Au bout d’un moment, un gros CRAC! Je me suis dit : « Ça y est, ma mâchoire vient de péter ». Heureusement, la dentiste toute fière tenait au bout de sa pince ensanglantée une belle grosse dent de mâle bien portant. Et le crac? C’était un bout de racine qui avait cédé. Il était resté derrière, bien planté dans l’os. La dentiste a inspecté la plaie, a déterminé que ce moignon dentaire ne poserait pas de problème, et a fait la suture. Erreur.
Au bout d’une semaine, la douleur à commencé à cause de l’infection. On m’a donné un produit topique pour le trou dans la gencive, et des antibiotiques. C’était désagréable. Ça a duré trois semaines. Puis, un beau matin, ma gencive a fini par expulser le bout de dent. Un petit bout d’os complètement nécrosé, tout noir, pas plus gros qu’une tête d’épingle. C’est ce qui restait la racine. Les bactéries avaient bouffé le reste.
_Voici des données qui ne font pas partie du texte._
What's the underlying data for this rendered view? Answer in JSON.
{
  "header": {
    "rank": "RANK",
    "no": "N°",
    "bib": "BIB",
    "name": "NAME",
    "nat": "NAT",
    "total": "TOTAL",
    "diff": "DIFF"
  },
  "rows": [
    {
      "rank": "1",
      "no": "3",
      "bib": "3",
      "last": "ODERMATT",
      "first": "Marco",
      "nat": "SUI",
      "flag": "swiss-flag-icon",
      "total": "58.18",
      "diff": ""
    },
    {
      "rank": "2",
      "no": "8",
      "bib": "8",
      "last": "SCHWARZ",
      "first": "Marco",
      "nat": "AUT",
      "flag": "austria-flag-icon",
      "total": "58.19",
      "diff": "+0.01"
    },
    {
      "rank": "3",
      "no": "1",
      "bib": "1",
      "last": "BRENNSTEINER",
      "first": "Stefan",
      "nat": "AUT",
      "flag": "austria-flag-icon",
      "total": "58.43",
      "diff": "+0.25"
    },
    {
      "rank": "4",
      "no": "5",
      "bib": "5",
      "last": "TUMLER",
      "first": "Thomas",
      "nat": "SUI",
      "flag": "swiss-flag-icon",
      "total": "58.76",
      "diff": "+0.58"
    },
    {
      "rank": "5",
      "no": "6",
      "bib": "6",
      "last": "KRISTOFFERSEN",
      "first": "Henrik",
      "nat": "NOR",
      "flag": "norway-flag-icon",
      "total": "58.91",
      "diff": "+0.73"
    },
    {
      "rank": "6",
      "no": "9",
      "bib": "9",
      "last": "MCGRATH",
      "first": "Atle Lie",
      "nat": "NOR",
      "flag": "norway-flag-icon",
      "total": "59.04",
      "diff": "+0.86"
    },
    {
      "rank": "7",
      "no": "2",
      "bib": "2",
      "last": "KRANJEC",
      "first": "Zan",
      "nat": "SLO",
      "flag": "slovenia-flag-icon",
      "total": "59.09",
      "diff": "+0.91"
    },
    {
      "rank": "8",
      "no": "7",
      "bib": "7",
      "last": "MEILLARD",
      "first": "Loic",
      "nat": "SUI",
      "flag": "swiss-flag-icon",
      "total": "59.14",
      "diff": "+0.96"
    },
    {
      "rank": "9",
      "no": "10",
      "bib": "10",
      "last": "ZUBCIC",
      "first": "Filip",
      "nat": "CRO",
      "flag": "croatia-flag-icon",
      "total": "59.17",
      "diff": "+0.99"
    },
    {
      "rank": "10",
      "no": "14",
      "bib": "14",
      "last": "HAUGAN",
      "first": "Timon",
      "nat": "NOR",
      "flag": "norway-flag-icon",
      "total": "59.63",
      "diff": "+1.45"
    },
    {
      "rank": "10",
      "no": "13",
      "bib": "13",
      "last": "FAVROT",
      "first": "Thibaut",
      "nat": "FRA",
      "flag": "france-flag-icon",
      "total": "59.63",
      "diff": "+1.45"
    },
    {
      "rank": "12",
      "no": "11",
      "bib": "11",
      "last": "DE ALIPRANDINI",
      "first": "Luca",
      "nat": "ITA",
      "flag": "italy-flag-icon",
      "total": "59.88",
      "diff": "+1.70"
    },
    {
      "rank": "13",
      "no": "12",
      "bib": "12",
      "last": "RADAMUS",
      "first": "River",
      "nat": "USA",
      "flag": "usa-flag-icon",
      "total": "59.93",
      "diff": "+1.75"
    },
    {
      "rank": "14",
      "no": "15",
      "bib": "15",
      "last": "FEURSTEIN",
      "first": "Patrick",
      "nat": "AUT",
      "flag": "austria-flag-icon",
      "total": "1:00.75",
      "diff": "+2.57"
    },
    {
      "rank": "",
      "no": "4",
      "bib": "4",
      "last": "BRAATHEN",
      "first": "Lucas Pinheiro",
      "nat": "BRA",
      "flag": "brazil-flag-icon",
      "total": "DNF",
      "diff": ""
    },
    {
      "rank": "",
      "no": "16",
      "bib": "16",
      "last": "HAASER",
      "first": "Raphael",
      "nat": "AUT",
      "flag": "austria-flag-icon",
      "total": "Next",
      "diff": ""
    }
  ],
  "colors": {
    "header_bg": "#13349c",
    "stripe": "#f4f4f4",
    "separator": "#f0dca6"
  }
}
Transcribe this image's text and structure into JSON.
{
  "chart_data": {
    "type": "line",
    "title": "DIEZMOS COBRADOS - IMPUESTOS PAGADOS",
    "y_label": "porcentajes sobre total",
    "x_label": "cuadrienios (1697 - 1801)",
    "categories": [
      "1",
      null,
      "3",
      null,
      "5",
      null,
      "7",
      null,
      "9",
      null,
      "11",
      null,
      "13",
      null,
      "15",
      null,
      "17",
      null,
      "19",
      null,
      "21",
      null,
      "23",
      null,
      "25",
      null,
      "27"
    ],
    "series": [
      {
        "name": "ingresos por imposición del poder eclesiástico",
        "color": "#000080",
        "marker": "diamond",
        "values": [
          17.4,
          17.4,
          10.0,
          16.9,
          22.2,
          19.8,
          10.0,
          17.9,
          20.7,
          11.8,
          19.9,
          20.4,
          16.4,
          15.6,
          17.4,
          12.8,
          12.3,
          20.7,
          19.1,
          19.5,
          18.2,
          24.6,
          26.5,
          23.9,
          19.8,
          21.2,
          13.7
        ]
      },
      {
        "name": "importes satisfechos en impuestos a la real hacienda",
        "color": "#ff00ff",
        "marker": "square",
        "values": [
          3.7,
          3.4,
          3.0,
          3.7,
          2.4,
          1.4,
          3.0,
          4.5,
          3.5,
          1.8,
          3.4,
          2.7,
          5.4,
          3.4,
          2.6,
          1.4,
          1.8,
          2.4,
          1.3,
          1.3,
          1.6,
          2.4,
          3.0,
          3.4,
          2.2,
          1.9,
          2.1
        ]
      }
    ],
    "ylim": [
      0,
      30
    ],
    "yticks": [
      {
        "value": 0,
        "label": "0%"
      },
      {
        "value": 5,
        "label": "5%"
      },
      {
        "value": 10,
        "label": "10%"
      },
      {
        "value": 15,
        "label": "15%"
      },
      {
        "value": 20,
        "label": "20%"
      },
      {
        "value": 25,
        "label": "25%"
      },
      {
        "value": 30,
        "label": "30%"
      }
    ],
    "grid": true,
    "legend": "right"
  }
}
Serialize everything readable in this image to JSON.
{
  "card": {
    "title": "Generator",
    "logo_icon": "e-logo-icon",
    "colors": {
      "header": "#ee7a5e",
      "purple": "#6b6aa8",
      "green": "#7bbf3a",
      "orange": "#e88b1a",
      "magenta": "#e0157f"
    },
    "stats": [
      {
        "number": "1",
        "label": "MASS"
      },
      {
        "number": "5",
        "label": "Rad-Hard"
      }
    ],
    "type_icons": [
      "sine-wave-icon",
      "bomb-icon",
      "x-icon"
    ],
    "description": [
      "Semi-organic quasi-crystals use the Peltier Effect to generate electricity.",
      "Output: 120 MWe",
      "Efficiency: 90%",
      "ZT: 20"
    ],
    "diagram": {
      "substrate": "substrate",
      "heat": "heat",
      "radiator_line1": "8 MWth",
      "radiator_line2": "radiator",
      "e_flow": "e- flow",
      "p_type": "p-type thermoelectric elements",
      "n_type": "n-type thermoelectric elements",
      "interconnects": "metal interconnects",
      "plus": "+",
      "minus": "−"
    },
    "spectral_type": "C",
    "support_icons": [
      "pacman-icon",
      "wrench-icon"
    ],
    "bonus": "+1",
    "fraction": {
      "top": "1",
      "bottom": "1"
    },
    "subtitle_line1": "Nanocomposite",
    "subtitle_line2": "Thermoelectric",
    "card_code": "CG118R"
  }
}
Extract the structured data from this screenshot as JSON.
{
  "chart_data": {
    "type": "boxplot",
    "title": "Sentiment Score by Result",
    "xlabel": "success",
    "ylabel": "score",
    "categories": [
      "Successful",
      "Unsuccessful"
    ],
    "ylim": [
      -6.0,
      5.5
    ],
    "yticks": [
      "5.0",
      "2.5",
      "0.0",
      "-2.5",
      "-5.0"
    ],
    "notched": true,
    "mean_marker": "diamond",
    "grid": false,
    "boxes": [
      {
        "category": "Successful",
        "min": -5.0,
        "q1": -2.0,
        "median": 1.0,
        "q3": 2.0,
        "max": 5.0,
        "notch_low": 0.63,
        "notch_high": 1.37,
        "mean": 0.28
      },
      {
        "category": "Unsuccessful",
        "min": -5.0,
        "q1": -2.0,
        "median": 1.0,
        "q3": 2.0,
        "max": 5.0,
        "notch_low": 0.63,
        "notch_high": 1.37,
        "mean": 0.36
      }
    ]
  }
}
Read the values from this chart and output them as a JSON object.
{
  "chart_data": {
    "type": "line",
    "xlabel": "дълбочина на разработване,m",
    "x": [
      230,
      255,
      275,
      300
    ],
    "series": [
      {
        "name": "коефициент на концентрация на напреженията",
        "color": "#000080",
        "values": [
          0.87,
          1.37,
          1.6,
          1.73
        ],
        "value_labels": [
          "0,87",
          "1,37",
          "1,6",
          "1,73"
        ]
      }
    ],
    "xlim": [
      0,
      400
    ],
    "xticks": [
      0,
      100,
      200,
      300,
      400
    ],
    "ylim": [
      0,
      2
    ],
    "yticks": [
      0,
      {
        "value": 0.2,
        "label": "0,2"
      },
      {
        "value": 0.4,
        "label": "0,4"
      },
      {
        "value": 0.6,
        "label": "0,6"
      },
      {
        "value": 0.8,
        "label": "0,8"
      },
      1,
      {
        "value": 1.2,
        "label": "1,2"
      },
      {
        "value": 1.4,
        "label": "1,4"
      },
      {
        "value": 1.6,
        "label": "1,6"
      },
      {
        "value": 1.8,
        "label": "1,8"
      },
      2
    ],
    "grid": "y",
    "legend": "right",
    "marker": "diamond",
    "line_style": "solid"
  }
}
C’est sorti d’un coup. Tu te réveilles, tu passes machinalement le bout de ta langue à cet endroit qui fait mal depuis trois semaines, et y’a ce grain de sable qui te sort de la gencive. Mais ce qui m’a le plus frappé, c’est l’odeur soudaine et violente. Ce minuscule bout d’os dégageait une odeur cadavérique épouvantable. Même en le tenant à un mètre de mon nez, je percevais encore sa puanteur digne d’une porcherie. Je l’ai jeté à l’évier, je me suis brossé les dents longuement, et je me suis gargarisé avec un demi-litre de Listerine. Trois jours plus tard, je n’avais plus mal et tout était guéri.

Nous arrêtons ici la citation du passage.